The counsel said they plan to bring forward a proposal to charge fees for large open-records requests, citing a rise in time-consuming requests from out-of-state entities and organizations. The counsel attached the Department of Justice fee schedule to the report as an example of how location and staff time charges might be structured.
“Some of them take a lot of time and require a lot of documents to be sent,” corporation counsel said, describing requests the office has received from entities based in other states.
Counsel explained how location fees work: under the referenced approach, staff time for locating records can be charged at an hourly rate (the counsel cited roughly $30 per hour as an example) but small requests — those under a statutory threshold — would not be charged. Counsel said staff would not charge location fees for ordinary requests for a couple documents but would reserve charges for very large requests that take substantial staff time.

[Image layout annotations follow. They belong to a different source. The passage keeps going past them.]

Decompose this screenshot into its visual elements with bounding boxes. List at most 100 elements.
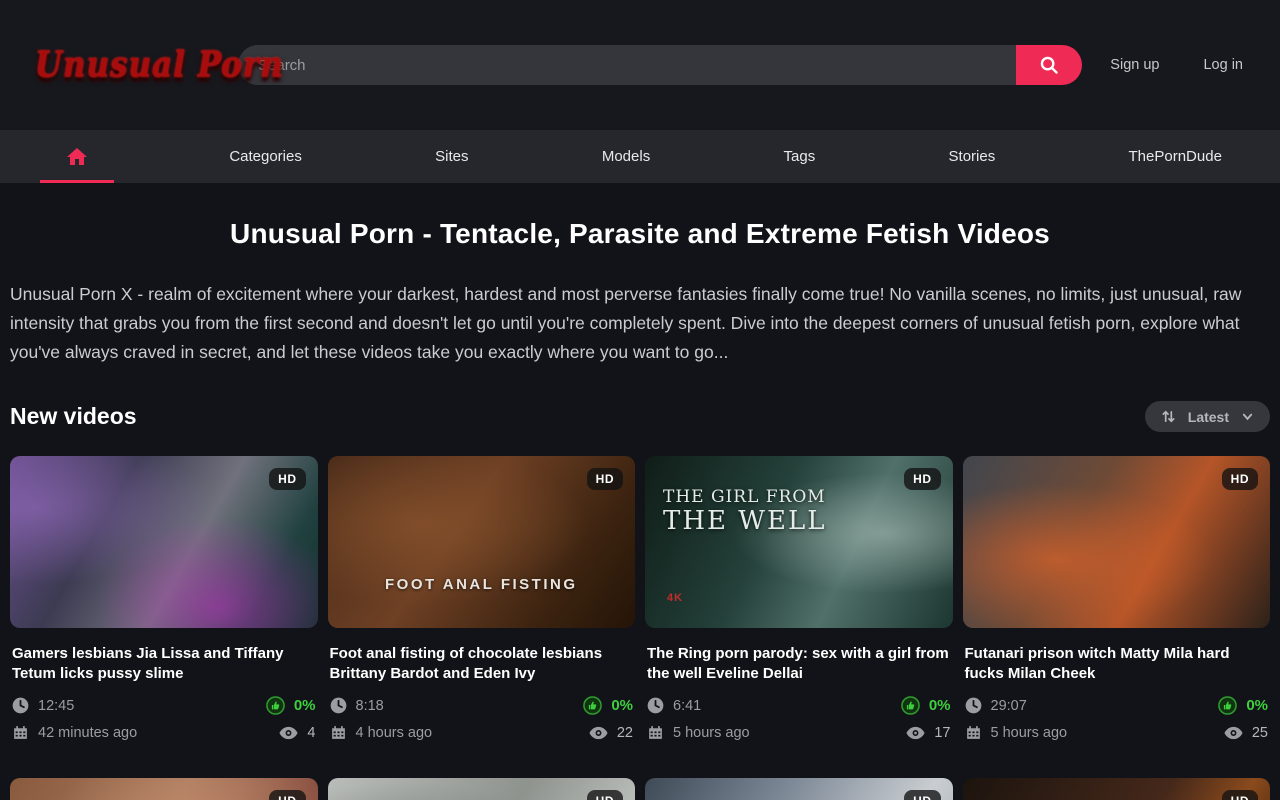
page-description: Unusual Porn X - realm of excitement whe…	[10, 280, 1270, 367]
sort-label: Latest	[1188, 409, 1229, 425]
video-thumbnail[interactable]: HD	[963, 778, 1271, 800]
video-thumbnail[interactable]: HD	[645, 778, 953, 800]
video-meta-row: 8:18 0%	[330, 696, 634, 715]
video-meta-row: 4 hours ago 22	[330, 724, 634, 741]
video-views: 22	[617, 725, 633, 741]
hd-badge: HD	[904, 790, 940, 800]
hd-badge: HD	[1222, 468, 1258, 490]
video-rating: 0%	[929, 697, 951, 714]
video-meta-row: 6:41 0%	[647, 696, 951, 715]
search-input[interactable]	[238, 45, 1016, 85]
search-button[interactable]	[1016, 45, 1082, 85]
video-thumbnail[interactable]: HD	[963, 456, 1271, 628]
eye-icon	[906, 726, 925, 740]
video-grid: HD Gamers lesbians Jia Lissa and Tiffany…	[10, 456, 1270, 750]
login-link[interactable]: Log in	[1203, 57, 1243, 73]
video-thumbnail[interactable]: HD	[10, 456, 318, 628]
video-meta-row: 12:45 0%	[12, 696, 316, 715]
sort-dropdown[interactable]: Latest	[1145, 401, 1270, 432]
nav-home[interactable]	[40, 130, 114, 183]
signup-link[interactable]: Sign up	[1110, 57, 1159, 73]
calendar-icon	[965, 724, 982, 741]
thumbnail-text: THE GIRL FROM THE WELL	[663, 488, 827, 535]
eye-icon	[1224, 726, 1243, 740]
thumbs-up-icon	[266, 696, 285, 715]
video-card[interactable]: HD THE GIRL FROM THE WELL 4K The Ring po…	[645, 456, 953, 750]
nav-categories[interactable]: Categories	[211, 130, 320, 183]
video-duration: 6:41	[673, 698, 701, 714]
site-logo[interactable]: Unusual Porn	[35, 44, 210, 85]
search-bar	[238, 45, 1082, 85]
video-meta-row: 29:07 0%	[965, 696, 1269, 715]
video-duration: 29:07	[991, 698, 1027, 714]
video-rating: 0%	[1246, 697, 1268, 714]
main-content: Unusual Porn - Tentacle, Parasite and Ex…	[0, 218, 1280, 800]
video-age: 4 hours ago	[356, 725, 433, 741]
video-duration: 12:45	[38, 698, 74, 714]
video-title[interactable]: Futanari prison witch Matty Mila hard fu…	[965, 644, 1269, 684]
thumbs-up-icon	[1218, 696, 1237, 715]
video-thumbnail[interactable]: HD	[10, 778, 318, 800]
top-header: Unusual Porn Sign up Log in	[0, 0, 1280, 130]
eye-icon	[279, 726, 298, 740]
video-card[interactable]: HD	[645, 778, 953, 800]
video-card[interactable]: HD FOOT ANAL FISTING Foot anal fisting o…	[328, 456, 636, 750]
hd-badge: HD	[587, 790, 623, 800]
home-icon	[65, 145, 89, 169]
video-meta-row: 5 hours ago 17	[647, 724, 951, 741]
thumbnail-quality-tag: 4K	[667, 592, 683, 604]
section-header: New videos Latest	[10, 401, 1270, 432]
thumbnail-text: FOOT ANAL FISTING	[328, 576, 636, 593]
video-age: 5 hours ago	[673, 725, 750, 741]
clock-icon	[647, 697, 664, 714]
hd-badge: HD	[587, 468, 623, 490]
video-rating: 0%	[294, 697, 316, 714]
hd-badge: HD	[269, 790, 305, 800]
video-views: 25	[1252, 725, 1268, 741]
thumbs-up-icon	[583, 696, 602, 715]
hd-badge: HD	[269, 468, 305, 490]
video-meta-row: 42 minutes ago 4	[12, 724, 316, 741]
search-icon	[1038, 54, 1060, 76]
video-duration: 8:18	[356, 698, 384, 714]
nav-tags[interactable]: Tags	[766, 130, 834, 183]
video-meta-row: 5 hours ago 25	[965, 724, 1269, 741]
eye-icon	[589, 726, 608, 740]
video-title[interactable]: The Ring porn parody: sex with a girl fr…	[647, 644, 951, 684]
video-thumbnail[interactable]: HD	[328, 778, 636, 800]
video-card[interactable]: HD	[963, 778, 1271, 800]
video-card[interactable]: HD Gamers lesbians Jia Lissa and Tiffany…	[10, 456, 318, 750]
nav-theporndude[interactable]: ThePornDude	[1111, 130, 1240, 183]
video-thumbnail[interactable]: HD THE GIRL FROM THE WELL 4K	[645, 456, 953, 628]
video-card[interactable]: HD	[328, 778, 636, 800]
video-rating: 0%	[611, 697, 633, 714]
nav-sites[interactable]: Sites	[417, 130, 486, 183]
video-views: 4	[307, 725, 315, 741]
video-age: 5 hours ago	[991, 725, 1068, 741]
auth-links: Sign up Log in	[1110, 57, 1243, 73]
video-age: 42 minutes ago	[38, 725, 137, 741]
chevron-down-icon	[1241, 410, 1254, 423]
clock-icon	[330, 697, 347, 714]
clock-icon	[12, 697, 29, 714]
video-card[interactable]: HD	[10, 778, 318, 800]
hd-badge: HD	[904, 468, 940, 490]
active-tab-indicator	[40, 180, 114, 183]
video-title[interactable]: Foot anal fisting of chocolate lesbians …	[330, 644, 634, 684]
calendar-icon	[647, 724, 664, 741]
video-title[interactable]: Gamers lesbians Jia Lissa and Tiffany Te…	[12, 644, 316, 684]
calendar-icon	[12, 724, 29, 741]
video-thumbnail[interactable]: HD FOOT ANAL FISTING	[328, 456, 636, 628]
page-title: Unusual Porn - Tentacle, Parasite and Ex…	[10, 218, 1270, 250]
sort-icon	[1161, 409, 1176, 424]
video-grid-row-2: HD HD HD HD	[10, 778, 1270, 800]
main-nav: Categories Sites Models Tags Stories The…	[0, 130, 1280, 183]
nav-models[interactable]: Models	[584, 130, 668, 183]
section-title: New videos	[10, 403, 137, 430]
hd-badge: HD	[1222, 790, 1258, 800]
video-card[interactable]: HD Futanari prison witch Matty Mila hard…	[963, 456, 1271, 750]
nav-stories[interactable]: Stories	[931, 130, 1014, 183]
thumbs-up-icon	[901, 696, 920, 715]
clock-icon	[965, 697, 982, 714]
calendar-icon	[330, 724, 347, 741]
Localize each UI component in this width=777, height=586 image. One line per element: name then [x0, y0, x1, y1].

Supervisor Edwards asked about litigation referenced in the counsel’s report. The counsel described an ongoing case tied to animal control: county humane officers seized five large dogs; three are being housed at the humane society, which recommended euthanasia, and the owners are contesting that recommendation. Counsel said a trial lasted about three hours last week and that proceedings would resume the following morning.
The committee did not adopt any policy at the meeting; corporation counsel said the fee proposal would be returned as a formal agenda item after discussions with the county administrator and treasurer.